Embora as violências ostensivas empregadas nesses assaltos os façam parecer toscos e mal elaborados, trata-se de operações minuciosamente planejadas. As quadrilhas buscam amenizar riscos, investindo em conhecimento especializado e logística. São realizadas pesquisas sobre os alvos e suas rotinas de funcionamento. Ferramentas centrais do “novo cangaço”, as armas utilizadas nessas ações até meados dos anos 2010 era, em sua totalidade, obtidas clandestinamente. Nos últimos anos, mudanças nas legislações vieram facilitar a aquisição legal de armas no país e medidas governamentais reduziram seus custos, favorecendo também sua posse por quadrilhas de assaltantes. Nas situações de que tive conhecimento, os assaltantes em questão não efetuaram eles mesmos compra de armas. Intermediários as obtiveram junto a fábricas e lojas de armamento, repassando-as em seguida a meus entrevistados, que vieram a utilizá-las em ações do chamado “novo cangaço”. Os modelos mais elogiados por meus interlocutores de pesquisa têm sido os fuzis AR-15 e AK-47 e as metralhadoras UZI e .50, sobretudo esta última. Embora pese 38 kg e demande o uso de um tripé, a preferência pela .50 seria motivada pelo seu “poder de fogo”, capaz de romper blindagens automotivas e abater helicópteros. Também são acessórios relevantes nessas ações coletes à prova de balas e balaclavas, estas usadas para ocultar rostos, assim como os “miguelitos”, objetos metálicos, pontiagudos e cortantes que, em ocasiões de fuga, são lançados pelas quadrilhas nas rodovias, no intuito de perfurar pneus de viaturas.
Junto com o tráfico internacional de armas e, mais recentemente, sua obtenção legal e comercialização “informal” no Brasil, há outros robustos mercados ilegais, dando suporte às ações do “novo cangaço”, como o de roubos e furtos de veículos, de vendas de peças, blindagens e adulteração de placas automotivas, de produção e comércio de documentos falsificados, assim como de fabricação e venda clandestina de explosivos. Desde o fim dos anos 2000, dinamites têm sido utilizadas em assaltos contra instituições financeiras no país. Segundo narrativas de entrevistados, até meados dos anos 2010, as emulsões eram furtadas de empresas de construção civil ou ilicitamente obtidas em depósitos do Exército brasileiro. Com o aumento das demandas no mercado dos assaltos, teriam sido montadas fábricas ilegais de dinamites em todas as regiões do país, o que antes só ocorria nas proximidades de garimpos clandestinos, atividade que, desde meados da década de 1980, movimenta o mercado ilegal de explosivos. Mas o tratamento desse material requer expertise. Agentes ou ex-agentes das forças armadas, com formação técnica para seu manuseio, ou assaltantes treinados por esses agentes, os “explosivistas”, têm exercido protagonismo no “novo cangaço”. Sua expertise tem possibilitado a violação de cofres bancários e caixas eletrônicos.
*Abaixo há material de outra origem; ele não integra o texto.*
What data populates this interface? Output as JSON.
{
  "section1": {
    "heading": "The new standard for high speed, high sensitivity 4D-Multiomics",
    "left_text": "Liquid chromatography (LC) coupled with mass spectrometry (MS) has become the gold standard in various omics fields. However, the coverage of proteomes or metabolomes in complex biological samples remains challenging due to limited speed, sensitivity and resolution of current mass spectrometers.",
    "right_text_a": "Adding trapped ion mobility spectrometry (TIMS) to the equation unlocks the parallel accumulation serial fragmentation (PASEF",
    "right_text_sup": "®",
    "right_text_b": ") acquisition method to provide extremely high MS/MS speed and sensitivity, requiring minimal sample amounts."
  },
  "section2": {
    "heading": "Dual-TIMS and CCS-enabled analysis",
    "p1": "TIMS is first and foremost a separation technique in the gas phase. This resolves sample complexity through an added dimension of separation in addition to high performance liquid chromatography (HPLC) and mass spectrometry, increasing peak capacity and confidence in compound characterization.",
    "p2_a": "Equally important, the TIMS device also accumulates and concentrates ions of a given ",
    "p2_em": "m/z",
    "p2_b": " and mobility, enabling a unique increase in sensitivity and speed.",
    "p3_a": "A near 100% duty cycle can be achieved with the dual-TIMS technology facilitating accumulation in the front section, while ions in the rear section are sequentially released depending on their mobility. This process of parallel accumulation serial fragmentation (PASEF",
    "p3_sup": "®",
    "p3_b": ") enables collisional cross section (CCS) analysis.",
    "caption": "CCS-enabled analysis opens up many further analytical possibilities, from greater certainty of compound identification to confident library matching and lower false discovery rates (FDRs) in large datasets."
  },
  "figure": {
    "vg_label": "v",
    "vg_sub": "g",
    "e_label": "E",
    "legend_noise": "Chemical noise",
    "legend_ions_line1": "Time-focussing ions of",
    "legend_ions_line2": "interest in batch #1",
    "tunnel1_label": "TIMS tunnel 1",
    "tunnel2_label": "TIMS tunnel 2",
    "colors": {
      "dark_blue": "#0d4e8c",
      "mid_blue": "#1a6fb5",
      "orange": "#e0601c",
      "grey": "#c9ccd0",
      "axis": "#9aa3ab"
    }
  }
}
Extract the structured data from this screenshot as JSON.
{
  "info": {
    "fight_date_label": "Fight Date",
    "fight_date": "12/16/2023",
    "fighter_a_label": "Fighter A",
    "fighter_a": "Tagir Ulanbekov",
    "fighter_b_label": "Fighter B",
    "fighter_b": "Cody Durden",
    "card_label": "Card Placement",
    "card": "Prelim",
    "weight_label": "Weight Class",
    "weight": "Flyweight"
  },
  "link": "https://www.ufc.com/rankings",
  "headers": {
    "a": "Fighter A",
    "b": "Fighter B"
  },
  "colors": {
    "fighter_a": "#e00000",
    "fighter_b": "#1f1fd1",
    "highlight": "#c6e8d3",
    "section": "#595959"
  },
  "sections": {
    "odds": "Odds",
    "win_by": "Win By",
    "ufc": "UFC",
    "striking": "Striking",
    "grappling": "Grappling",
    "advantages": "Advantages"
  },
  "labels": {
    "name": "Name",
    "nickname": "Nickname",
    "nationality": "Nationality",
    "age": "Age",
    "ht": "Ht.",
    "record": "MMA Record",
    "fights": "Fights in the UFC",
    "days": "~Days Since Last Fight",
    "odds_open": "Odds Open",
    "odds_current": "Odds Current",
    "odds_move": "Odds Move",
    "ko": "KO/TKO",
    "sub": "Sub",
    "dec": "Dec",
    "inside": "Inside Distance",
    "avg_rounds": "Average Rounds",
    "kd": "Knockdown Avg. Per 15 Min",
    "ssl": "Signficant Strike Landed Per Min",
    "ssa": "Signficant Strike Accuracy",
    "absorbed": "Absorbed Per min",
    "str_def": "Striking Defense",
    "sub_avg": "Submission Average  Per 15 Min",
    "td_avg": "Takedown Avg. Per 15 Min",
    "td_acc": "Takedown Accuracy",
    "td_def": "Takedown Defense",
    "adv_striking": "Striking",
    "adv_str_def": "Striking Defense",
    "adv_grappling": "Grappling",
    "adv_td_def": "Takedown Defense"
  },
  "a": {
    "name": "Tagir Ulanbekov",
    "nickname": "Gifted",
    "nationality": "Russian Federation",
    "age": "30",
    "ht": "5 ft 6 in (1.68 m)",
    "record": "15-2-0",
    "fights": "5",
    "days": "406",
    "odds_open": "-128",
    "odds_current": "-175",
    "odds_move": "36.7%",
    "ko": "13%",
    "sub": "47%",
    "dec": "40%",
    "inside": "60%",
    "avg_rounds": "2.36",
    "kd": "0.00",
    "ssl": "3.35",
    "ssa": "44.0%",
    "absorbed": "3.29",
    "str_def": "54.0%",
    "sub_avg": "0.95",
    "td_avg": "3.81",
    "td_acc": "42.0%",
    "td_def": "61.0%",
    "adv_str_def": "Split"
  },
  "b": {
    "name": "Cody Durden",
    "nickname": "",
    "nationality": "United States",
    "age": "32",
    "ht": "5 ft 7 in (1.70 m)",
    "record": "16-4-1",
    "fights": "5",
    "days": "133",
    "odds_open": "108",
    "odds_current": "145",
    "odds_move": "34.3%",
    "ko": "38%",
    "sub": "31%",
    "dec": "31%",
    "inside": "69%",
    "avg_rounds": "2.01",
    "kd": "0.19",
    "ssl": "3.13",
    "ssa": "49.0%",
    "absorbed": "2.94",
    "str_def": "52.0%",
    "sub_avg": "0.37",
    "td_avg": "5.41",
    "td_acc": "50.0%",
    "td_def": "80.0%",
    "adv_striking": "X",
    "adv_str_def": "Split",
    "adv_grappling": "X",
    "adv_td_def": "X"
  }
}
Na fase preparativa desses crimes, “explosivistas” definem quantidades de dinamite a ser utilizadas durante os ataques armados, estabelecem a disposição dos artefatos, sua distância das estruturas a ser colapsadas e o momento exato de efetuar as implosões. Mais que ações barulhentas e espalhafatosas, as investidas do “novo cangaço” são bem elaboradas, viabilizados por logísticas modernas e mão de obra tecnicamente qualificada. Trata-se de um incrementado mercado ilegal conectado a outros mercados ilegais e informais, com vastas redes de agentes, que se associam temporariamente para articular complexos planos de assaltos. Além das altas cifras que movimentam, as instituições financeiras são atraentes a assaltantes, sobretudo quando comparadas a outros alvos, pela liquidez de suas quantias. Depois de efetuados os roubos e furtos, seus executantes não precisam recorrer ao mercado ilegal das “receptações”, como ocorre com outras modalidades de alvos.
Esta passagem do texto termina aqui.